问题
I'd like to do something like this:
template <typename T>
constexpr ::std::size_t type_name_hash()
{
return ::std::hash<::std::string>()(typeid(T).name());
}
Now, I know neither hash
nor string
are constexpr
, but this could be worked around, assume they are constexpr
. What I want to ask is, if RTTI
was turned on, should a constexpr
function computing a hash of typeid(T).name()
still produce a compile-time constant? How about when RTTI
is turned off?
回答1:
What part of Run-Time Type Identification do you think works at compile-time? The rules for constant expressions disallow:
— a
typeid
expression (5.2.8) whose operand is a glvalue of a polymorphic class type;
so your template would only work for some types.
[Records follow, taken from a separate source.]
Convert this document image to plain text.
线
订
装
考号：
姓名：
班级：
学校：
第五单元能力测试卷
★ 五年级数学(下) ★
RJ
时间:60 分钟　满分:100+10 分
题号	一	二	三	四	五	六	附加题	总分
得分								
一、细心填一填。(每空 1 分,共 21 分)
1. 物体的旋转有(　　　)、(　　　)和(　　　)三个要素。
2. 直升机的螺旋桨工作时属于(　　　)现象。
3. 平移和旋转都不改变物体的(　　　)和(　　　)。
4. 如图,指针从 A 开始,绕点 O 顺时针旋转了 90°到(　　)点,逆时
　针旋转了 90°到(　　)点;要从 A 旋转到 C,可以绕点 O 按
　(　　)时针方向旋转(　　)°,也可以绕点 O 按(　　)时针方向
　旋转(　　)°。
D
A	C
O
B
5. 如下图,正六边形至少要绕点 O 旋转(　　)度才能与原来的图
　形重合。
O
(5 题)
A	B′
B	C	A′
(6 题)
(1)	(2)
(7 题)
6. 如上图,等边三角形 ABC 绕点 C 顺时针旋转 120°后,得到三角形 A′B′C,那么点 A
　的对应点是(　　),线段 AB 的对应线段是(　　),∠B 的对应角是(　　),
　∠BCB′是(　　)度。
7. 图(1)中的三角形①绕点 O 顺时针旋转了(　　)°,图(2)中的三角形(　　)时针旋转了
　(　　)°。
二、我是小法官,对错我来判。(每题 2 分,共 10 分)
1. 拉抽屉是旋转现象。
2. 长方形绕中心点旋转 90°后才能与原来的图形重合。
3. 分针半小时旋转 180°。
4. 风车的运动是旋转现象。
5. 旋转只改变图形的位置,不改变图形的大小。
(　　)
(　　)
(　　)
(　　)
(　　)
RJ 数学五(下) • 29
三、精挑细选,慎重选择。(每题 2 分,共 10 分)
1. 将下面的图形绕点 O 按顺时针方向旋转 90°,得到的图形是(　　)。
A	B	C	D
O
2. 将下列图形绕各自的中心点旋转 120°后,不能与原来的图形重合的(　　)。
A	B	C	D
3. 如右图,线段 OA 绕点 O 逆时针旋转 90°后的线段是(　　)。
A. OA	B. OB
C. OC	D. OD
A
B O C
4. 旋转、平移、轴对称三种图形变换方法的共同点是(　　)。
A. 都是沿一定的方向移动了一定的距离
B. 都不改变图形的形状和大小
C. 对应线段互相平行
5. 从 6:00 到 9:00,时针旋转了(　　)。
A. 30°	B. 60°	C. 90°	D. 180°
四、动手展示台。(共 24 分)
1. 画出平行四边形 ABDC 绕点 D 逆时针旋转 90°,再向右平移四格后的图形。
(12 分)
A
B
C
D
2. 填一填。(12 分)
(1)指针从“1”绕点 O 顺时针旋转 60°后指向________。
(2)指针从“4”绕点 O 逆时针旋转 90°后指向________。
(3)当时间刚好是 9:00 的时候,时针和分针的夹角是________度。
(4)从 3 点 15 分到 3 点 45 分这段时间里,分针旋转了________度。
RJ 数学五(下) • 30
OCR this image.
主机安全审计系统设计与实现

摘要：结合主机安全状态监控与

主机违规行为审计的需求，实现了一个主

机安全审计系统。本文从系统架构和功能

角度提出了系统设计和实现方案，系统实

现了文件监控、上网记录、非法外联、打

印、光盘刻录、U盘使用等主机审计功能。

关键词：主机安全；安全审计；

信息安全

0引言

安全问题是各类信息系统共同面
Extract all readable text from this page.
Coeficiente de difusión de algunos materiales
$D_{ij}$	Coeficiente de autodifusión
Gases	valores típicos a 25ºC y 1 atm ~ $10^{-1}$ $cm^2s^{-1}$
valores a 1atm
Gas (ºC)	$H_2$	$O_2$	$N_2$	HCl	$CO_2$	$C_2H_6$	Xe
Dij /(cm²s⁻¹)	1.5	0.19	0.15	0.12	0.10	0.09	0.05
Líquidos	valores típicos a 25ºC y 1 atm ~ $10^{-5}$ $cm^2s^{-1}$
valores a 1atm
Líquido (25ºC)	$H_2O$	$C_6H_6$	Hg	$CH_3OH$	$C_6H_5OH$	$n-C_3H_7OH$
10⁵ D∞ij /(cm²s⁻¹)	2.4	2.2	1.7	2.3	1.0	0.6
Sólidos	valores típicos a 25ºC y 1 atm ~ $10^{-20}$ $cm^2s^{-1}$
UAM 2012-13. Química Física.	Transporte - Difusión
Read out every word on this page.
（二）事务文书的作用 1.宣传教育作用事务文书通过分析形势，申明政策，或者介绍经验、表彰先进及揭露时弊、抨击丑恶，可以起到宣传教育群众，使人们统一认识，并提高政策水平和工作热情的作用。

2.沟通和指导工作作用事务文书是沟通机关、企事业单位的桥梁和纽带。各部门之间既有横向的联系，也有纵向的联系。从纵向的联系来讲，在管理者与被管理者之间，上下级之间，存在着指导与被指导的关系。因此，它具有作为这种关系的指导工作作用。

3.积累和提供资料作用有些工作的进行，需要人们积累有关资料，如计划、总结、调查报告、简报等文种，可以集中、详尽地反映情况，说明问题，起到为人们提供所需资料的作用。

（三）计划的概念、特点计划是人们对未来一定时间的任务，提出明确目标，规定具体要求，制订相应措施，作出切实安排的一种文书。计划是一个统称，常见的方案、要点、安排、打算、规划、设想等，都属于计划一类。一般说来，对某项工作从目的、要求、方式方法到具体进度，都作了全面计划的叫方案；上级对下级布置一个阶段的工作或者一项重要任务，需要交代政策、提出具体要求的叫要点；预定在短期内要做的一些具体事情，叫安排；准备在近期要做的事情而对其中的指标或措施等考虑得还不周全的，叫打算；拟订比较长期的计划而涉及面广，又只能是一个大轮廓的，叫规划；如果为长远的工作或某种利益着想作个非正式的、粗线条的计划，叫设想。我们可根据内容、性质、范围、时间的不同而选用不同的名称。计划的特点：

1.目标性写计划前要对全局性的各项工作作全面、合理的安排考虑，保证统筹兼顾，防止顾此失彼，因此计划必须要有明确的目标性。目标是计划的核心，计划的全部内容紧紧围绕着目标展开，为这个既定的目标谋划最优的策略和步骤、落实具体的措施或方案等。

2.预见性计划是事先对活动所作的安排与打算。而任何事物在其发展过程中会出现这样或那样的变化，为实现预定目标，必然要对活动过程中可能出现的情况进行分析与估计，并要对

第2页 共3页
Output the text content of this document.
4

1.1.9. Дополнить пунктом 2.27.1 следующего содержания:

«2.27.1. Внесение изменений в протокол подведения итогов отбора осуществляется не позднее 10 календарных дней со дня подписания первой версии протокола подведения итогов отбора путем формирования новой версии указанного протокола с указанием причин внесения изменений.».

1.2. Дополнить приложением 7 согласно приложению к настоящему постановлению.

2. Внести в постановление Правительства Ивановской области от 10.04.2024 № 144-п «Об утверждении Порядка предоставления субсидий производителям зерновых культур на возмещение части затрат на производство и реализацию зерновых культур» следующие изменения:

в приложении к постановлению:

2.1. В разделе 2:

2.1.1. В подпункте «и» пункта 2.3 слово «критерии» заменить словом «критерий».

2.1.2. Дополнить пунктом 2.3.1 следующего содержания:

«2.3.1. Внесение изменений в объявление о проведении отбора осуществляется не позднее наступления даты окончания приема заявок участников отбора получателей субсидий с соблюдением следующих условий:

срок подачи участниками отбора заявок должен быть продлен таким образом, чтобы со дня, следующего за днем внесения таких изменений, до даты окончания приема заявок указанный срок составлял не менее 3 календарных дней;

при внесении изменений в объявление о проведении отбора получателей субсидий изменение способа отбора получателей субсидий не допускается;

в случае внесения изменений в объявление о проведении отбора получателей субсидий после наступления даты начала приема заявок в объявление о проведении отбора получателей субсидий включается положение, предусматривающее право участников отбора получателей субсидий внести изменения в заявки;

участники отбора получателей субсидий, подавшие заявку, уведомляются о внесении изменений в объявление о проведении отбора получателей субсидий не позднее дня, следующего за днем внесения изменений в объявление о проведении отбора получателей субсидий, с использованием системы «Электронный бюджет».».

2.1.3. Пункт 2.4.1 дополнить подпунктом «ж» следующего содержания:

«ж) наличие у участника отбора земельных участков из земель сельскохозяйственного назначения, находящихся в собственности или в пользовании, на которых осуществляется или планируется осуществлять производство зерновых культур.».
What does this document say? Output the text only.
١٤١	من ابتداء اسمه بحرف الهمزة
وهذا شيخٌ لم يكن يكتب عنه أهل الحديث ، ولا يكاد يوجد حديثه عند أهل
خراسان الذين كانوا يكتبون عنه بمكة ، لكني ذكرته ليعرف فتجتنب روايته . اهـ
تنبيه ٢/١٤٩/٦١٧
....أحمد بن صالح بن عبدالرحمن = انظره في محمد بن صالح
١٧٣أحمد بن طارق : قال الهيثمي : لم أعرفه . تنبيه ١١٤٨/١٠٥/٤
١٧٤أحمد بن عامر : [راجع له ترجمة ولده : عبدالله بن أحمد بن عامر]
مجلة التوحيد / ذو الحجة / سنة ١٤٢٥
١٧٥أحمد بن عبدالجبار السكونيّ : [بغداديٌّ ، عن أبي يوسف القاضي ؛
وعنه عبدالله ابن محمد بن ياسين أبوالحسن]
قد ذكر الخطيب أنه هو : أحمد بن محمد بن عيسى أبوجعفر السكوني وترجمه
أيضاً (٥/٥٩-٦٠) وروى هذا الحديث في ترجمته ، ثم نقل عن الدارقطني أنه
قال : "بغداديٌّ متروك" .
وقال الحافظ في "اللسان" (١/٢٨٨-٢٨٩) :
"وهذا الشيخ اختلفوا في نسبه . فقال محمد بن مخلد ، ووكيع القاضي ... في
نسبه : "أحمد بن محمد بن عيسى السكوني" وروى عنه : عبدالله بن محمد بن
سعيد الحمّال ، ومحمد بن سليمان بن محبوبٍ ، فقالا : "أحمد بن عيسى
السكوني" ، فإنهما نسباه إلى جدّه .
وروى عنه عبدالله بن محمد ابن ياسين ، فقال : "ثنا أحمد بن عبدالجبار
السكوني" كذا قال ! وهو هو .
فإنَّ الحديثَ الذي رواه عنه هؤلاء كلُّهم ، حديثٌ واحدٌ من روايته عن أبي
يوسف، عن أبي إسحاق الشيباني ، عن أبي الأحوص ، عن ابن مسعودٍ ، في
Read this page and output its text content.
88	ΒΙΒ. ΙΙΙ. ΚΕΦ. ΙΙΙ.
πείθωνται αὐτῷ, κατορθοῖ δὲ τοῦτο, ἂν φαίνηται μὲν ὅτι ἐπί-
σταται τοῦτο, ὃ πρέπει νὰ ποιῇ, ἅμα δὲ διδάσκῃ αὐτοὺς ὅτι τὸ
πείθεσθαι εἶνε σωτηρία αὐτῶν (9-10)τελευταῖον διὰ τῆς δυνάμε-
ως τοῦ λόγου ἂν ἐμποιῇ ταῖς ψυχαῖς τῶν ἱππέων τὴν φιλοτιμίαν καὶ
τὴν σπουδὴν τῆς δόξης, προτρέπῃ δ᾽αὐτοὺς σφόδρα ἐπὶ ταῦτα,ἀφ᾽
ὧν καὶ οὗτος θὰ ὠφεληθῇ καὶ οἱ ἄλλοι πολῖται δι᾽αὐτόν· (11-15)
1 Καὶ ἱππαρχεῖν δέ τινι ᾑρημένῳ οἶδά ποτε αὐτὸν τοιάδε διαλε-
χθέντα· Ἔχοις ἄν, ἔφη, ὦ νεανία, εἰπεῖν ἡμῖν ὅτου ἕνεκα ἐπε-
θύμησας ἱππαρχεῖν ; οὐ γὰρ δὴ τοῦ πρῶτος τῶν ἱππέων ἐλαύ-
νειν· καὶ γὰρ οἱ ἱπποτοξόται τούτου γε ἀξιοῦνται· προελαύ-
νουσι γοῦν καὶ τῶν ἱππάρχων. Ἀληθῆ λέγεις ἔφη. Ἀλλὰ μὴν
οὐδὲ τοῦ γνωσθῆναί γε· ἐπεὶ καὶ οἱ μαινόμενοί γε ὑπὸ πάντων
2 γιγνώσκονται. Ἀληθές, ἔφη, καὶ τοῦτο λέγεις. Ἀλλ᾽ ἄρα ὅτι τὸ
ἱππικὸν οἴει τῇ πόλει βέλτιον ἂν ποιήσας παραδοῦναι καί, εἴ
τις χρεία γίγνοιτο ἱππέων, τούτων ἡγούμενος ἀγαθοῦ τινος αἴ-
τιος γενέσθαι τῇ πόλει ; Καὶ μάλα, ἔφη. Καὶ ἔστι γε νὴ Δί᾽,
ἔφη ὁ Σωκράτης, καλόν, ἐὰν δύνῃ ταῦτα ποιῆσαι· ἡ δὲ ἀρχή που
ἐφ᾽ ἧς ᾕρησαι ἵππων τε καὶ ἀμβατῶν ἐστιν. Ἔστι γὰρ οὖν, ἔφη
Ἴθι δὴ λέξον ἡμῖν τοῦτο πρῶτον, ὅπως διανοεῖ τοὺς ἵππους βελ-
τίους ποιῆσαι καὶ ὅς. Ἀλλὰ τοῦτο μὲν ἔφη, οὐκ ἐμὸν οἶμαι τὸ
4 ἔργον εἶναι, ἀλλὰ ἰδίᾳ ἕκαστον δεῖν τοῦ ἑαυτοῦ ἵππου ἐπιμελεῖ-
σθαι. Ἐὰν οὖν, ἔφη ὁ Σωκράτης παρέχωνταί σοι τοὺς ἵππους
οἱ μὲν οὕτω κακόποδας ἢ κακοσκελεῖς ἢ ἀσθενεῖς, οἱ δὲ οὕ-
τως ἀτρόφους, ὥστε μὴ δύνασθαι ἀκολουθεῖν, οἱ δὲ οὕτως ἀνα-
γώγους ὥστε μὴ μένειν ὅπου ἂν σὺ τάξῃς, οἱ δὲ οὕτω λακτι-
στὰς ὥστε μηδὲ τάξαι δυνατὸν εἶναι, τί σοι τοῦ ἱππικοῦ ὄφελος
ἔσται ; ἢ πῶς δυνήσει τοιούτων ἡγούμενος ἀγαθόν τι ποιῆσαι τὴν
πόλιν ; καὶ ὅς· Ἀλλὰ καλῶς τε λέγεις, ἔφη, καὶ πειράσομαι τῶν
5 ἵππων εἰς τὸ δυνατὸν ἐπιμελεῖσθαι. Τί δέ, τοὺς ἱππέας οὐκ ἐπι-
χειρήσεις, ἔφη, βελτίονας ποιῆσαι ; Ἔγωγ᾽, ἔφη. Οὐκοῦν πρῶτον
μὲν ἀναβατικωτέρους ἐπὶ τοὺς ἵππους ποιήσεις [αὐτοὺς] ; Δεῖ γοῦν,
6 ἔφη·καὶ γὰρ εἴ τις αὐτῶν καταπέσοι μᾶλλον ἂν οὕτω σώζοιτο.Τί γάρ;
And with RTTI turned off you can't use typeid
at all.
C++11 already provides a mechanism to hash a type:
return ::std::hash<::std::type_index>()(::std::type_index(typeid(T)));
But it's not going to be a constant expression for all types.
You could use the type_index
of a pointer to each type, as a pointer is not a polymorphic class type and will still give a unique type:
return ::std::hash<::std::type_index>()(::std::type_index(typeid(T*)));
Now the problem is "only" that the type_index
constructor is not constexpr
and neither is the hash function.
回答2:
typeid(type-id) and typeid(expr) can both be used in constant expressions, except if (as has been mentioned) expr's result is a glvalue of polymorphic class type.
However, since none of type_info
's standard members are constexpr
(including the hash_code()
method), you cannot do anything with that object except take its address. There's not even a guarantee in the standard that the object is initialized. And even taking the address is only barely useful because there is no guarantee that typeid() has the same result when used with the same type. E.g. the following assertion may fail:
static_assert(&typeid(int) == &typeid(int), "Multiple type_infos for int");
This is a contrived example, but it's not unheard of that typeid(T)
yields different results for the same T
in multiple shared libraries used in a program, and possibly even in different translation units.